CNSP et partis politiques : Attention au danger de la vision du tunnel

Le président du CNSP, Chef de l’Etat s’est adressé à la nation nigérienne, le 17 décembre comme il est de tradition, à la veille de la commémoration de l’anniversaire de la proclamation de la République du Niger.

Dans cette adresse, le général Abdourahamane Tiani a regretté que les « dernières décennies » n’aient pas permis de réaliser l’espoir légitime du peuple d’un « développement durable dans un espace de paix et de sécurité ».

Un échec qu’il justifie par une « mauvaise gouvernance » dont les responsables seraient les « tenants politiques » qui ont pris le pays en « otage », « piétinant allègrement » les règles établies par les « textes de la République ».
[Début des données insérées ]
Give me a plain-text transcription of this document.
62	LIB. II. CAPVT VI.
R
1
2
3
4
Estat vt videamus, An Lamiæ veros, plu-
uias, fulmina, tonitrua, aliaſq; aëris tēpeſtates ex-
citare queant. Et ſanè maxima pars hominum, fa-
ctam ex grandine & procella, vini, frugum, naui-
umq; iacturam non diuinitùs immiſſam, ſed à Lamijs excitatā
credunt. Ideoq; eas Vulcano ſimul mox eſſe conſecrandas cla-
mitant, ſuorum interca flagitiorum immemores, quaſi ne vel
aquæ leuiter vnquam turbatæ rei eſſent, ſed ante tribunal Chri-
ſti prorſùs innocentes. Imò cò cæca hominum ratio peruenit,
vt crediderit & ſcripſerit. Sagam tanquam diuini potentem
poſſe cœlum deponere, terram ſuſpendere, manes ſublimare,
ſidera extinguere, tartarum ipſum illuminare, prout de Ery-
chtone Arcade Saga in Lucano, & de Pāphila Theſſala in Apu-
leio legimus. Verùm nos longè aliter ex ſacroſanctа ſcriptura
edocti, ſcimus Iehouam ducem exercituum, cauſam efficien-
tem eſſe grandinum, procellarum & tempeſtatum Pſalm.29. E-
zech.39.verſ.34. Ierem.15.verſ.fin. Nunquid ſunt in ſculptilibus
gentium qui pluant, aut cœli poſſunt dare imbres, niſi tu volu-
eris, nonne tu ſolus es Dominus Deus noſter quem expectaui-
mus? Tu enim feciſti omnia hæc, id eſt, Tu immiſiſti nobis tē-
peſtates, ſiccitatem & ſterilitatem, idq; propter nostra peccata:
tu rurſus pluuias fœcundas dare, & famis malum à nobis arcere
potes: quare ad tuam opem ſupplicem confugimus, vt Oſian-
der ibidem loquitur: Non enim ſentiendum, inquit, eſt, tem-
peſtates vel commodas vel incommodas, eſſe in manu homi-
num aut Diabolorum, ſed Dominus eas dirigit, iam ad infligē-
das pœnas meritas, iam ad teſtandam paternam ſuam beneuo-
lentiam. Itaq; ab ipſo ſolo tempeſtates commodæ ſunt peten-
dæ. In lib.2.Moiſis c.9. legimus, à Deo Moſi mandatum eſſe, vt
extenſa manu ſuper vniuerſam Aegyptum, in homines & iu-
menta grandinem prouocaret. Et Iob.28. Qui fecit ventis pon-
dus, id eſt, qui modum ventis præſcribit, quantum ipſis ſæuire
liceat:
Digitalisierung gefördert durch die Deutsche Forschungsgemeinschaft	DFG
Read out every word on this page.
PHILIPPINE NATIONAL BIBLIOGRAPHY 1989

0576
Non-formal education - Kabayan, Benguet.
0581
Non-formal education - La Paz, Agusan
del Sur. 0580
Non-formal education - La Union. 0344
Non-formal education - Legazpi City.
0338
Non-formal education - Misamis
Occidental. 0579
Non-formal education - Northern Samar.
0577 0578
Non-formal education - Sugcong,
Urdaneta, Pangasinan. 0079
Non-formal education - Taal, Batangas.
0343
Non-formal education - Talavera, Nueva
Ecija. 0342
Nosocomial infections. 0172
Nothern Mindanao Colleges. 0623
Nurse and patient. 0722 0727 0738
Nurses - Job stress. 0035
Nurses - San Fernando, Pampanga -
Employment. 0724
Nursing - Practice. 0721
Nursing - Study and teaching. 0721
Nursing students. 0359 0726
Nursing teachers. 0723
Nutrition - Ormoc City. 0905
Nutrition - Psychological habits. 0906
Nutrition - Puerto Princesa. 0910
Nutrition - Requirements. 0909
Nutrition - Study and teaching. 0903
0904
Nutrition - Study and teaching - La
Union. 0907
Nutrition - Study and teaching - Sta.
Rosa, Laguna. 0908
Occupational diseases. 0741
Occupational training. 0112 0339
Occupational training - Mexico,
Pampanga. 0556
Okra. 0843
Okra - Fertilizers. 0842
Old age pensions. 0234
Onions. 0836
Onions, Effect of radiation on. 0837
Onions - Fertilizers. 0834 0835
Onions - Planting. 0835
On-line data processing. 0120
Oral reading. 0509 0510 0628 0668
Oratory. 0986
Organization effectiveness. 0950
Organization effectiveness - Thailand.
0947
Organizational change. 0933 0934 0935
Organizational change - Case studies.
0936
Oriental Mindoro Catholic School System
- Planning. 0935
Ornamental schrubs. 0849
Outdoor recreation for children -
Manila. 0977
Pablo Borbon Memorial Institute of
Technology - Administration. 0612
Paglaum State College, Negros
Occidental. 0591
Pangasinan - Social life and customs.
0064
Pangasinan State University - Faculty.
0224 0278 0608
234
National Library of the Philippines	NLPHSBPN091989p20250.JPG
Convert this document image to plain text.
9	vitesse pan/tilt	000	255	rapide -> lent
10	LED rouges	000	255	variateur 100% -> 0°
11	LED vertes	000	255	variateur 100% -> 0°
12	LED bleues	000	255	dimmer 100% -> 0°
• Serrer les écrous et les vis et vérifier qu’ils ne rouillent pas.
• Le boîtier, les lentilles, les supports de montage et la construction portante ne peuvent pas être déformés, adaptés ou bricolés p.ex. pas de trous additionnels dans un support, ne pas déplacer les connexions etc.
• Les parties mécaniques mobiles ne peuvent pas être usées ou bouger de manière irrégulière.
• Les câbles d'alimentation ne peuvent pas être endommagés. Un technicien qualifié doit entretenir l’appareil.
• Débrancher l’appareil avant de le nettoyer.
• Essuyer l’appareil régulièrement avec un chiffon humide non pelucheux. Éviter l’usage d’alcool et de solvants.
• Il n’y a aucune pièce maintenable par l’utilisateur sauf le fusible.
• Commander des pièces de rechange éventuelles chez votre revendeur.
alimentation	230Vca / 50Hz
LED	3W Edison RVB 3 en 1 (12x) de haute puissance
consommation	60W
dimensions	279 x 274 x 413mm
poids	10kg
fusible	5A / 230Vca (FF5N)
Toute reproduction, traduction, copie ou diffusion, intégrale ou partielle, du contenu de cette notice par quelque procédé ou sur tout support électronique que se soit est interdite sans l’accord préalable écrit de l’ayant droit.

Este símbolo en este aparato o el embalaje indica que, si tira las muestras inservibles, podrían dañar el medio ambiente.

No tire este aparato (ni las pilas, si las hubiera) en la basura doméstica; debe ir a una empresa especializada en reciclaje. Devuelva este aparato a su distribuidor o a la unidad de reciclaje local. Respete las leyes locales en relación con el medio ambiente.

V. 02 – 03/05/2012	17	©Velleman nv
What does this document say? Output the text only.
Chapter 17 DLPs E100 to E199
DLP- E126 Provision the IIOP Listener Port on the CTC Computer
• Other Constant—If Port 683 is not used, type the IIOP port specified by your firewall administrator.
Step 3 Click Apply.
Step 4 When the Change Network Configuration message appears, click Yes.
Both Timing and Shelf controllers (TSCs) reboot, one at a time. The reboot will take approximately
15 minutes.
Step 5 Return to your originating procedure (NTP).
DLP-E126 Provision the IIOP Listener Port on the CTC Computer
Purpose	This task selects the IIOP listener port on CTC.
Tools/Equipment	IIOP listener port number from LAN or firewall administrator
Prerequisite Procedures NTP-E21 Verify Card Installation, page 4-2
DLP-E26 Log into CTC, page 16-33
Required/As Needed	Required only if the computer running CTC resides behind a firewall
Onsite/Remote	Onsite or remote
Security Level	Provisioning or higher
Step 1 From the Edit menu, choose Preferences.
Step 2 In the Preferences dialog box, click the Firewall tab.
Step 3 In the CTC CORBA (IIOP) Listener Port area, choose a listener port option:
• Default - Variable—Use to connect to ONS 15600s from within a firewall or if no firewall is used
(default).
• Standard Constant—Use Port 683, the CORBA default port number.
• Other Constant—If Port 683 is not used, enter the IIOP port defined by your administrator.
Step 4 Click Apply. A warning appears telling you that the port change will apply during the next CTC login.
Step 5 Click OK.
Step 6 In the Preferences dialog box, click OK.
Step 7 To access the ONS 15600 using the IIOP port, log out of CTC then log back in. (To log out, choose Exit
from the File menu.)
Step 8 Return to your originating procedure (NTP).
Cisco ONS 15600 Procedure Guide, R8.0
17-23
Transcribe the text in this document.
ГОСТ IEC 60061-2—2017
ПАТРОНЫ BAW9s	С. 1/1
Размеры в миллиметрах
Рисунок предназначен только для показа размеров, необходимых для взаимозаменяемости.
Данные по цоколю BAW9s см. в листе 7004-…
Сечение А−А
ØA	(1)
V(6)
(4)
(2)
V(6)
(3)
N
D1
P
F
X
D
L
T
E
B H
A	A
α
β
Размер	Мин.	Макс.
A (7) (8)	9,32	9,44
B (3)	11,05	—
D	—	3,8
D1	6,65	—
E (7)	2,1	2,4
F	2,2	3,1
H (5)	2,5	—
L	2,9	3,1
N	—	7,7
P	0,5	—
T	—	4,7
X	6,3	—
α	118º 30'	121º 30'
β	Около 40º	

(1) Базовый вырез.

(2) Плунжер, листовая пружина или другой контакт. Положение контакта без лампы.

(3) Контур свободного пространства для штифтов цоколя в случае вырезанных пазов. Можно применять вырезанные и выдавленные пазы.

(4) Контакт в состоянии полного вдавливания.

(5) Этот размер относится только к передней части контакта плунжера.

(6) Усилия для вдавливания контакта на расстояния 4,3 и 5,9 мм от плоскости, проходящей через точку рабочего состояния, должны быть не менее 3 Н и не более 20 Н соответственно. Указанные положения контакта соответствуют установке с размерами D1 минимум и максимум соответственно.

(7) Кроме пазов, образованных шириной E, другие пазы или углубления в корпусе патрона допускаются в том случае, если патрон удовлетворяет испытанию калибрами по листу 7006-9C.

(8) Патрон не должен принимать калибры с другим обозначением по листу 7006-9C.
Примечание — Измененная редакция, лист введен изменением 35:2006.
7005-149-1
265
Ces mots prononcés par le Chef de l’Etat sonnent comme un procès fait au système démocratique ou à tout le moins, aux politiques qui en sont les principaux animateurs. Une façon assez habile de leur rejeter la faute et ainsi leur transmettre le message du CNSP : ce dernier a trouvé un bouc émissaire parfait.

Il apparaît ainsi au grand jour que le CNSP n’a, au moins, sur certaines questions, qu’une vision réductrice des choses. C’est en effet, simpliste de ramener le défaut de l’atteinte de certains objectifs de développement à la seule responsabilité du politique. Une vision du tunnel dans laquelle semble s’être emmuré et qui risque de le desservir dans son élan patriotique.

Il est admis que l’élan de la démocratie ne peut plus être arrêté. Son processus peut connaitre des suspensions, des difficultés dans sa mise en œuvre, mais nul ne peut à date, imaginer un monde sans démocratie et la kyrielle des libertés dont elle est porteuse. Ce ne sont pas les acteurs sociaux qui ont occupé l’espace public depuis le 26 juillet dernier ainsi que les millions de citoyens qui n’ont de cesse d’exprimer leurs opinions sur divers sujets qui seront prêts à y renoncer.

La mondialisation des flux d’informations que les avancées technologiques ont largement favorisées a offert un accès à la parole qui n’est plus contrôlée par les médias traditionnels. Celle-ci s’est démocratisé davantage dans notre pays avec la pénétration fulgurante de la téléphonie mobile et les plateformes de communications accessibles, faciles d’usage. Difficile donc de maintenir une chape de plomb sur une population dont plus de la moitié a moins de 35 ans.

Cette liberté d’expression à laquelle les nigériens ont pris goût pour les plus vieux ; dans laquelle sont nés les plus jeunes, ne saura s’arrêter nette. Même les coupures d’Internet mobile expérimentées par le passé n’ont réussi à faire taire cette frange de la population pour qui, les anciens repères des régimes dictatoriaux ne sont que des mythes.

Quid des partis politiques ?

C’est ainsi que survient la grande interrogation : comment alors imaginer une démocratie sans partis politiques ? Ces derniers sont des acteurs essentiels à la vie démocratique. Ils ont, à diverses occasions, montré des insuffisances et déviances. Ce sont celles-ci qui doivent être mitigées. Un meilleur encadrement de leurs fonctionnements ne serait pas un luxe pour notre pays. Telle doit être la vision du CNSP.